In Brief: August 26, 2014

Congaree National Park managers set out a new proposal Monday for the management of the park’s extensive wild hog population, The State reports.

Through an 86-page environmental assessment entitled “Draft Management Plan for Non-native Wild Pigs within Congaree National Park,” the National Park Service officially called for measures to actively control the increasing native environmental damage caused by the invasive hogs.

The document related, in detail, the possible environmental effects from two proposed options, either implementing a plan for wild pig management or continuing inactivity and allowing the population to remain unchecked. The management plan, supported by the Park Service, may include increased hunting of the pigs by federal officials, though no public hunting is planned at this time.

— Davis Klabo, Assistant News Editor

The Columbia Housing Authority announced that it will be accepting applications once again for its popular Section-8 housing assistance program, The State reported.

Section-8 functions as a “rental assistance program” for low-income persons and families, using federal funds to help pay for them to rent homes in the private market, according to the program’s web page.
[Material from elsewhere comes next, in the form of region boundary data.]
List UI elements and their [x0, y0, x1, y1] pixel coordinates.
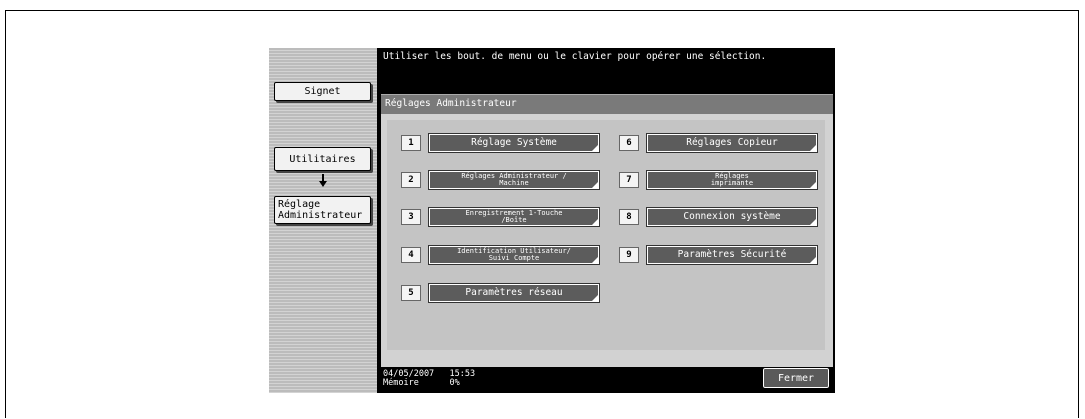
menu-item-8[interactable]: 8 Connexion système [619, 206, 818, 228]
menu-item-3[interactable]: 3 Enregistrement 1-Touche /Boîte [401, 206, 600, 228]
memory-label: Mémoire [383, 378, 419, 388]
reglages-administrateur-machine-button[interactable]: Réglages Administrateur / Machine [428, 170, 600, 190]
parametres-reseau-button[interactable]: Paramètres réseau [428, 283, 600, 303]
menu-item-4[interactable]: 4 Identification Utilisateur/ Suivi Comp… [401, 244, 600, 266]
enregistrement-1-touche-button[interactable]: Enregistrement 1-Touche /Boîte [428, 207, 600, 227]
menu-grid: 1 Réglage Système 2 Réglages Administrat… [387, 120, 825, 350]
menu-number: 7 [619, 172, 639, 188]
sidebar: Signet Utilitaires Réglage Administrateu… [269, 48, 377, 393]
reglages-copieur-button[interactable]: Réglages Copieur [646, 133, 818, 153]
menu-number: 6 [619, 135, 639, 151]
reglage-systeme-button[interactable]: Réglage Système [428, 133, 600, 153]
menu-item-7[interactable]: 7 Réglages imprimante [619, 169, 818, 191]
utilitaires-button[interactable]: Utilitaires [274, 147, 371, 171]
parametres-securite-button[interactable]: Paramètres Sécurité [646, 245, 818, 265]
menu-number: 3 [401, 209, 421, 225]
reglage-line1: Réglage [278, 199, 321, 210]
control-panel-screen: Signet Utilitaires Réglage Administrateu… [269, 48, 835, 393]
reglages-imprimante-button[interactable]: Réglages imprimante [646, 170, 818, 190]
menu-number: 4 [401, 247, 421, 263]
menu-number: 8 [619, 209, 639, 225]
menu-number: 2 [401, 172, 421, 188]
menu-number: 9 [619, 247, 639, 263]
identification-utilisateur-button[interactable]: Identification Utilisateur/ Suivi Compte [428, 245, 600, 265]
menu-item-2[interactable]: 2 Réglages Administrateur / Machine [401, 169, 600, 191]
status-area: 04/05/2007 15:53 Mémoire 0% [383, 370, 475, 388]
reglage-administrateur-button[interactable]: Réglage Administrateur [274, 196, 371, 224]
menu-item-6[interactable]: 6 Réglages Copieur [619, 132, 818, 154]
instruction-message: Utiliser les bout. de menu ou le clavier… [383, 51, 767, 62]
menu-panel: 1 Réglage Système 2 Réglages Administrat… [381, 114, 833, 367]
arrow-down-icon [319, 174, 327, 187]
reglage-line2: Administrateur [278, 210, 363, 221]
menu-number: 1 [401, 135, 421, 151]
menu-item-5[interactable]: 5 Paramètres réseau [401, 282, 600, 304]
signet-button[interactable]: Signet [274, 82, 371, 101]
menu-item-9[interactable]: 9 Paramètres Sécurité [619, 244, 818, 266]
fermer-button[interactable]: Fermer [762, 367, 830, 389]
menu-item-1[interactable]: 1 Réglage Système [401, 132, 600, 154]
window-title: Réglages Administrateur [381, 94, 833, 114]
memory-value: 0% [449, 378, 460, 388]
connexion-systeme-button[interactable]: Connexion système [646, 207, 818, 227]
menu-number: 5 [401, 285, 421, 301]
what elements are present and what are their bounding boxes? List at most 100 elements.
Participants in the program pay 30 percent of their adjusted gross income for rent and utilities, with the remaining balance paid for by CHA. The program was so popular that its waiting list was closed last year due to oversaturation, and remains closed.

However, CHA is offering interested housing applicants a chance to enter a limited time lottery program to join the program. The lottery begins on Sept. 15 and closes Sept. 19. Applications can only be made online, and will be chosen at random.
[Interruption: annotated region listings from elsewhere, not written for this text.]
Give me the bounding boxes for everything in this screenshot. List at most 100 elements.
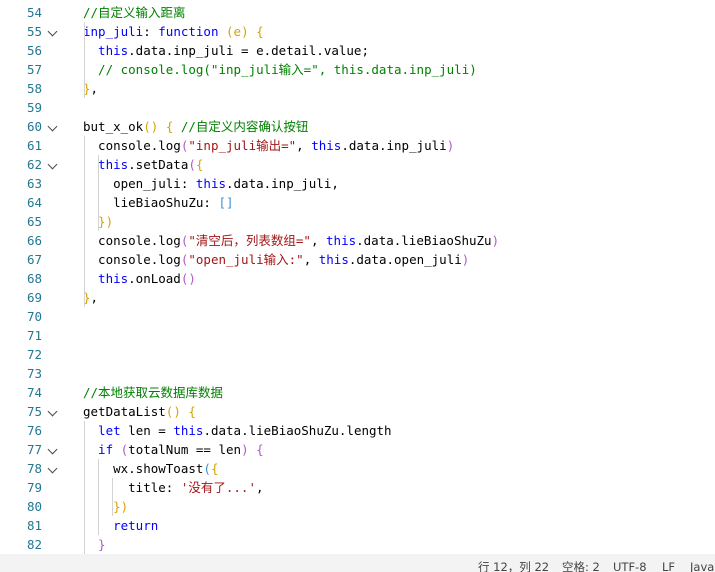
fold-chevron-icon[interactable] [47,26,58,37]
code-text: console.log("open_juli输入:", this.data.op… [83,250,469,269]
fold-chevron-icon[interactable] [47,159,58,170]
code-token: open_juli: [83,176,196,191]
code-line[interactable]: 69}, [0,288,715,307]
code-token: .setData [128,157,189,172]
code-line[interactable]: 71 [0,326,715,345]
code-line[interactable]: 76 let len = this.data.lieBiaoShuZu.leng… [0,421,715,440]
code-token: ) [241,442,249,457]
code-line[interactable]: 73 [0,364,715,383]
indent-guide [112,478,113,516]
cursor-position[interactable]: 行 12，列 22 [478,554,549,572]
code-line[interactable]: 80 }) [0,497,715,516]
code-text: this.onLoad() [83,269,196,288]
code-token: this [311,138,342,153]
line-number: 74 [26,385,42,400]
fold-chevron-icon[interactable] [47,406,58,417]
end-of-line[interactable]: LF [662,554,675,572]
code-token: (e) [226,24,249,39]
code-token: .data.lieBiaoShuZu [356,233,492,248]
code-token: but_x_ok [83,119,144,134]
fold-chevron-icon[interactable] [47,121,58,132]
code-token: inp_juli [83,24,144,39]
line-number: 80 [26,499,42,514]
line-number: 65 [26,214,42,229]
code-line[interactable]: 59 [0,98,715,117]
indent-spaces[interactable]: 空格: 2 [562,554,600,572]
line-number: 60 [26,119,42,134]
language-mode[interactable]: JavaScript [690,554,715,572]
code-token: "open_juli输入:" [188,252,304,267]
line-number: 61 [26,138,42,153]
line-number: 64 [26,195,42,210]
indent-guide [84,22,85,98]
code-text: inp_juli: function (e) { [83,22,264,41]
line-number: 79 [26,480,42,495]
fold-chevron-icon[interactable] [47,463,58,474]
indent-guide [98,155,99,231]
code-line[interactable]: 56 this.data.inp_juli = e.detail.value; [0,41,715,60]
code-line[interactable]: 70 [0,307,715,326]
code-token: .data.open_juli [348,252,462,267]
code-line[interactable]: 68 this.onLoad() [0,269,715,288]
code-line[interactable]: 65 }) [0,212,715,231]
fold-chevron-icon[interactable] [47,444,58,455]
code-line[interactable]: 63 open_juli: this.data.inp_juli, [0,174,715,193]
line-number: 68 [26,271,42,286]
line-number: 67 [26,252,42,267]
code-text: //本地获取云数据库数据 [83,383,223,402]
code-token: this [83,43,129,58]
code-line[interactable]: 81 return [0,516,715,535]
code-line[interactable]: 75 getDataList() { [0,402,715,421]
line-number: 55 [26,24,42,39]
file-encoding[interactable]: UTF-8 [613,554,647,572]
code-text: return [83,516,158,535]
line-number: 62 [26,157,42,172]
code-token: this [173,423,204,438]
code-token: totalNum == len [128,442,242,457]
code-editor[interactable]: 54 //自定义输入距离 55 inp_juli: function (e) {56 … [0,0,715,554]
code-line[interactable]: 74 //本地获取云数据库数据 [0,383,715,402]
code-token: function [158,24,219,39]
code-line[interactable]: 82 } [0,535,715,554]
line-number: 76 [26,423,42,438]
code-text: //自定义输入距离 [83,3,186,22]
code-line[interactable]: 66 console.log("清空后，列表数组=", this.data.li… [0,231,715,250]
code-token: len = [120,423,174,438]
code-token: return [83,518,159,533]
code-token: { [256,24,264,39]
code-line[interactable]: 57 // console.log("inp_juli输入=", this.da… [0,60,715,79]
code-token: this [195,176,226,191]
code-line[interactable]: 55 inp_juli: function (e) { [0,22,715,41]
code-line[interactable]: 54 //自定义输入距离 [0,3,715,22]
code-line[interactable]: 61 console.log("inp_juli输出=", this.data.… [0,136,715,155]
code-token: () [165,404,181,419]
code-token: [] [218,195,234,210]
code-line[interactable]: 77 if (totalNum == len) { [0,440,715,459]
line-number: 81 [26,518,42,533]
code-line[interactable]: 72 [0,345,715,364]
code-line[interactable]: 64 lieBiaoShuZu: [] [0,193,715,212]
code-text: console.log("清空后，列表数组=", this.data.lieBi… [83,231,499,250]
code-token: , [303,252,319,267]
code-line[interactable]: 79 title: '没有了...', [0,478,715,497]
code-line[interactable]: 78 wx.showToast({ [0,459,715,478]
code-line[interactable]: 60 but_x_ok() { //自定义内容确认按钮 [0,117,715,136]
code-token: ) [461,252,470,267]
code-line[interactable]: 58}, [0,79,715,98]
code-text: this.setData({ [83,155,203,174]
code-token: , [296,138,312,153]
code-token: "inp_juli输出=" [188,138,297,153]
line-number: 71 [26,328,42,343]
code-text: let len = this.data.lieBiaoShuZu.length [83,421,392,440]
line-number: 59 [26,100,42,115]
line-number: 78 [26,461,42,476]
code-line[interactable]: 67 console.log("open_juli输入:", this.data… [0,250,715,269]
indent-guide [84,421,85,554]
code-line[interactable]: 62 this.setData({ [0,155,715,174]
line-number: 54 [26,5,42,20]
code-token: wx.showToast [83,461,204,476]
code-token: .data.inp_juli = e.detail.value; [128,43,369,58]
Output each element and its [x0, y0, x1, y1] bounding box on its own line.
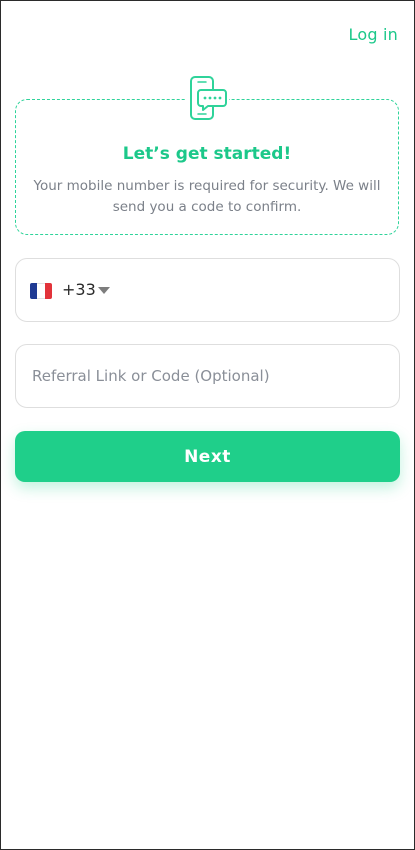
login-link[interactable]: Log in [349, 25, 398, 44]
dial-code: +33 [62, 280, 96, 299]
card-description: Your mobile number is required for secur… [33, 178, 381, 215]
phone-message-icon [185, 74, 229, 124]
country-code-selector[interactable]: +33 [15, 258, 400, 322]
referral-code-input[interactable] [15, 344, 400, 408]
caret-down-icon[interactable] [98, 287, 110, 294]
info-card: Let’s get started! Your mobile number is… [15, 74, 399, 235]
next-button[interactable]: Next [15, 431, 400, 482]
signup-screen: Log in Let’s get started! Your mobile nu… [0, 0, 415, 850]
france-flag-icon [30, 283, 52, 299]
card-title: Let’s get started! [122, 144, 292, 164]
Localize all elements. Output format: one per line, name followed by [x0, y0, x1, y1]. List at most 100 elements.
CHA estimates it could take three to four years to serve all of the 2,000 individuals and families who will be chosen by the lottery.

— Davis Klabo, Assistant News Editor

The Columbia Police drug analyst implicated in an internal investigation last week resigned Monday, The State reported.
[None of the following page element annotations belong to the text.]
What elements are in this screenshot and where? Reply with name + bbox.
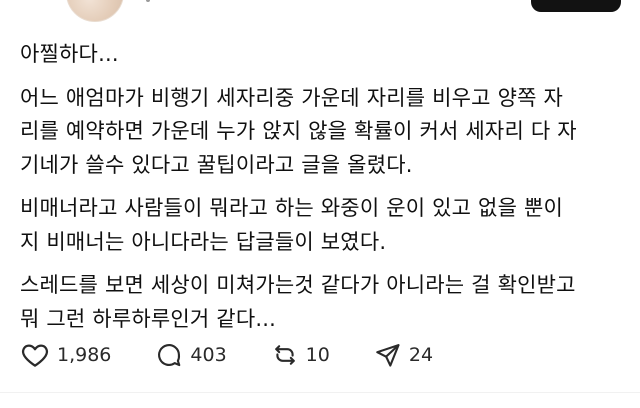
thread-post-screen: 아찔하다... 어느 애엄마가 비행기 세자리중 가운데 자리를 비우고 양쪽 … [0,0,640,408]
follow-button[interactable] [531,0,621,12]
post-line: 기네가 쓸수 있다고 꿀팁이라고 글을 올렸다. [20,152,413,177]
post-line: 스레드를 보면 세상이 미쳐가는것 같다가 아니라는 걸 확인받고 [20,273,576,297]
repost-icon [274,345,295,365]
post-line: 비매너라고 사람들이 뭐라고 하는 와중이 운이 있고 없을 뿐이 [20,196,564,220]
post-line: 리를 예약하면 가운데 누가 앉지 않을 확률이 커서 세자리 다 자 [20,119,577,143]
send-icon [376,344,400,367]
post-line: 어느 애엄마가 비행기 세자리중 가운데 자리를 비우고 양쪽 자 [20,85,564,110]
reply-button[interactable]: 403 [155,341,227,369]
repost-count: 10 [305,344,330,366]
post-line: 뭐 그런 하루하루인거 같다... [20,306,276,331]
like-button[interactable]: 1,986 [20,340,111,370]
comment-icon [158,344,181,367]
post-paragraph-4: 스레드를 보면 세상이 미쳐가는것 같다가 아니라는 걸 확인받고 뭐 그런 하… [20,269,626,336]
post-paragraph-1: 아찔하다... [20,38,626,72]
post-line: 지 비매너는 아니다라는 답글들이 보였다. [20,229,387,254]
share-button[interactable]: 24 [374,341,433,369]
repost-button[interactable]: 10 [271,341,330,369]
post-action-bar: 1,986 403 10 24 [20,339,477,371]
share-count: 24 [408,344,434,366]
divider [0,392,640,393]
like-count: 1,986 [57,344,112,366]
heart-icon [22,344,48,367]
post-text: 아찔하다... 어느 애엄마가 비행기 세자리중 가운데 자리를 비우고 양쪽 … [20,38,626,346]
post-line: 아찔하다... [20,42,119,66]
post-paragraph-3: 비매너라고 사람들이 뭐라고 하는 와중이 운이 있고 없을 뿐이 지 비매너는… [20,192,626,259]
reply-count: 403 [190,344,227,366]
post-paragraph-2: 어느 애엄마가 비행기 세자리중 가운데 자리를 비우고 양쪽 자 리를 예약하… [20,82,626,183]
header-separator-dot [146,0,150,2]
avatar[interactable] [66,0,124,22]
Columbia Police and 5th Circuit Court review found that Brenda Frazier, who reportedly failed to follow standard procedure while performing drug tests, may have participated in over 1,000 cases.

According to Columbia Police Chief Skip Holbrook, Frazier’s tests were used as critical evidence in 188 criminal drug cases, cases that may now need to be reviewed.

Frazier was the only chemist working in the Columbia Police drug analysis lab during the vast majority of her tenure.

Police drug labs are usually run by at least two chemists, Holbrook said, allowing for in-house peer review and supervision.

Frazier initially sought review from other sources, particularly labs from Lexington County, Aiken County, and Orangeburg. When those labs stopped working with Frazier in February, she was not held to any standard.

As a result, Frazier’s testimonies as to the weight and substance of a drug, key facts in a sentencing, may have been compromised.